A veteran who offered a homeless man a cigarette discovered he was the long-lost brother he had last seen 28 years ago.
Roy Aspinall was leaving a Remembrance Sunday service in Wigan, Greater Manchester, when he saw the man.
The 36-year-old said “something in his features” made him curious, and he decided to ask more about him.
It quickly transpired the man was Billy White, 28, the brother Mr Aspinall had last seen as a baby in a pram.
Mr Aspinall, who served in the Queens Lancashire Regiment, said he “filled up” with emotion when the significance of the chance encounter became clear.
“I rang my sister and said I’ve got this man here and he seems to have all the answers,” he said.
“I was in tears when we worked it out.”
Mr White said: “I just came to the church yard to sit down before finding somewhere to get my head down when it goes dark.
“This guy came over to me and was asking me lots of questions, about my mum and my sister. He said I’m your brother. I didn’t believe him at first.
“You can’t explain that feeling inside. It’s mad. I’m still in shock. My mum had always spoken about [Roy].”
Mr Aspinall immediately invited Mr White to come and stay at his home. The father-of-six said the pair have since formed a close bond.
“I feel like we’ve never been apart. To see my own features in someone else is just something I’ve never had before,” he said.
“To say ‘I’ve got a brother’, to use those words, is so foreign. But it’s a feeling of joy, not tears, which is quite new to me, other than having my own children.”
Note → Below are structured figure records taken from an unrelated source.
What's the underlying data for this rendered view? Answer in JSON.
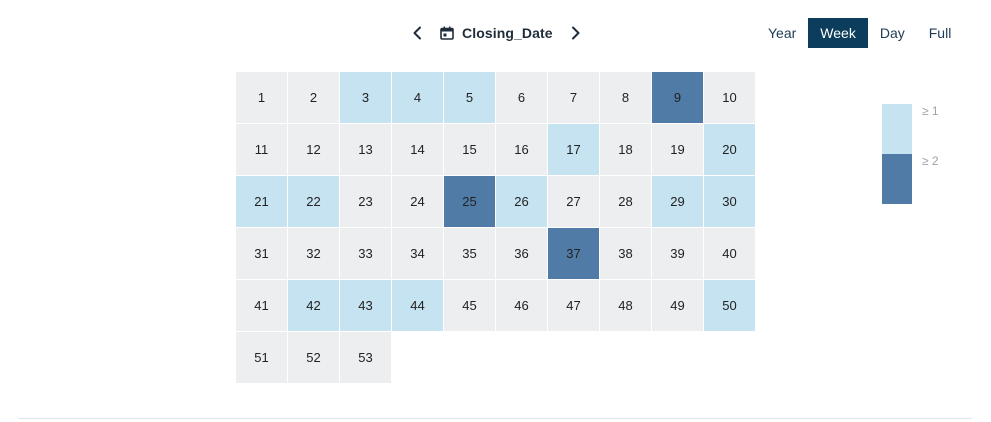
{
  "header": {
    "prev_icon": "chevron-left-icon",
    "next_icon": "chevron-right-icon",
    "field_icon": "calendar-icon",
    "field_label": "Closing_Date"
  },
  "modes": [
    {
      "label": "Year",
      "active": false
    },
    {
      "label": "Week",
      "active": true
    },
    {
      "label": "Day",
      "active": false
    },
    {
      "label": "Full",
      "active": false
    }
  ],
  "colors": {
    "empty": "#edeef0",
    "level1": "#c5e3f1",
    "level2": "#4f7ba6",
    "active_mode_bg": "#0d3d5c"
  },
  "grid": {
    "columns": 10,
    "weeks": [
      {
        "label": "1",
        "level": 0
      },
      {
        "label": "2",
        "level": 0
      },
      {
        "label": "3",
        "level": 1
      },
      {
        "label": "4",
        "level": 1
      },
      {
        "label": "5",
        "level": 1
      },
      {
        "label": "6",
        "level": 0
      },
      {
        "label": "7",
        "level": 0
      },
      {
        "label": "8",
        "level": 0
      },
      {
        "label": "9",
        "level": 2
      },
      {
        "label": "10",
        "level": 0
      },
      {
        "label": "11",
        "level": 0
      },
      {
        "label": "12",
        "level": 0
      },
      {
        "label": "13",
        "level": 0
      },
      {
        "label": "14",
        "level": 0
      },
      {
        "label": "15",
        "level": 0
      },
      {
        "label": "16",
        "level": 0
      },
      {
        "label": "17",
        "level": 1
      },
      {
        "label": "18",
        "level": 0
      },
      {
        "label": "19",
        "level": 0
      },
      {
        "label": "20",
        "level": 1
      },
      {
        "label": "21",
        "level": 1
      },
      {
        "label": "22",
        "level": 1
      },
      {
        "label": "23",
        "level": 0
      },
      {
        "label": "24",
        "level": 0
      },
      {
        "label": "25",
        "level": 2
      },
      {
        "label": "26",
        "level": 1
      },
      {
        "label": "27",
        "level": 0
      },
      {
        "label": "28",
        "level": 0
      },
      {
        "label": "29",
        "level": 1
      },
      {
        "label": "30",
        "level": 1
      },
      {
        "label": "31",
        "level": 0
      },
      {
        "label": "32",
        "level": 0
      },
      {
        "label": "33",
        "level": 0
      },
      {
        "label": "34",
        "level": 0
      },
      {
        "label": "35",
        "level": 0
      },
      {
        "label": "36",
        "level": 0
      },
      {
        "label": "37",
        "level": 2
      },
      {
        "label": "38",
        "level": 0
      },
      {
        "label": "39",
        "level": 0
      },
      {
        "label": "40",
        "level": 0
      },
      {
        "label": "41",
        "level": 0
      },
      {
        "label": "42",
        "level": 1
      },
      {
        "label": "43",
        "level": 1
      },
      {
        "label": "44",
        "level": 1
      },
      {
        "label": "45",
        "level": 0
      },
      {
        "label": "46",
        "level": 0
      },
      {
        "label": "47",
        "level": 0
      },
      {
        "label": "48",
        "level": 0
      },
      {
        "label": "49",
        "level": 0
      },
      {
        "label": "50",
        "level": 1
      },
      {
        "label": "51",
        "level": 0
      },
      {
        "label": "52",
        "level": 0
      },
      {
        "label": "53",
        "level": 0
      }
    ]
  },
  "legend": [
    {
      "label": "≥ 1",
      "level": 1
    },
    {
      "label": "≥ 2",
      "level": 2
    }
  ]
}
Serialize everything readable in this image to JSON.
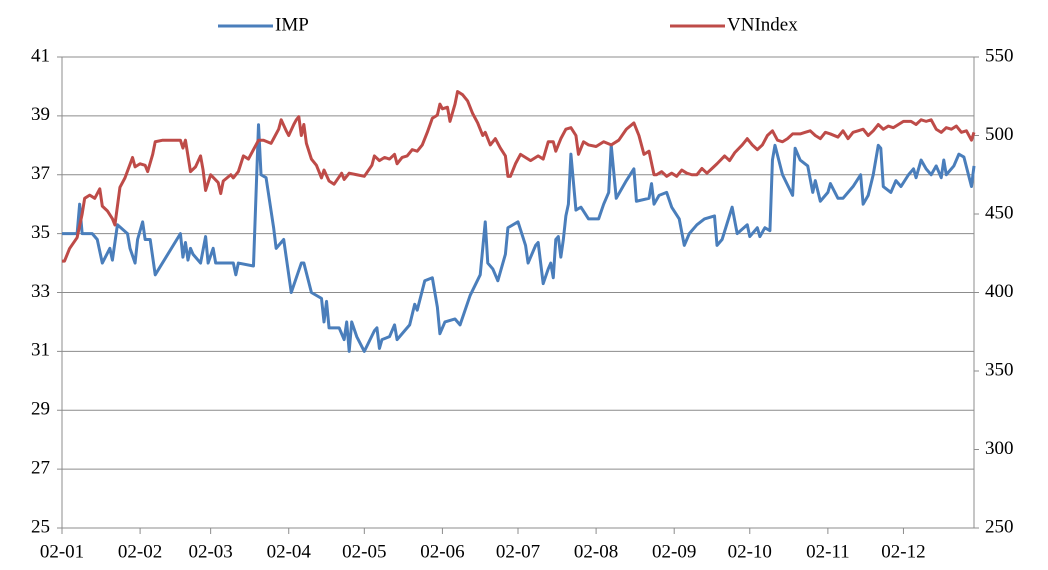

The brothers are both children of Lorraine White, but due to family divisions Roy was brought up by his aunt.
Years later, his biological mother went on to have Billy, who stayed with her until he was 10 before going into care.
The years that followed saw him spending three periods on the streets, including the last eight months.
Mr White said since the chance meeting he has got support with housing and addiction, and found employment as a driver’s mate for a logistics firm.
“My life changed when he came over to me. I’m living with him at the moment. He looks after me, like a big brother should,” he said.
Mr Aspinall remembers just one occasion when he saw his brother, as a baby at a relative’s house.
The brothers are now enjoying catching up.
“We’ve noticed so many similarities,” said Mr Aspinall, who works as a volunteer for a veterans’ support group in Wigan.
“I thought I was the only one in the family who drank coffee. But when asked what he wanted he said coffee with milk and two sugars, which is exactly what I have.”
Mr White said: “We’ve both got dimples. It’s like a big explosion, talking and laughing and sometimes we repeat each other.
“We’re non-stop talking all the time… but we’ve now got the rest of our lives to know each other.”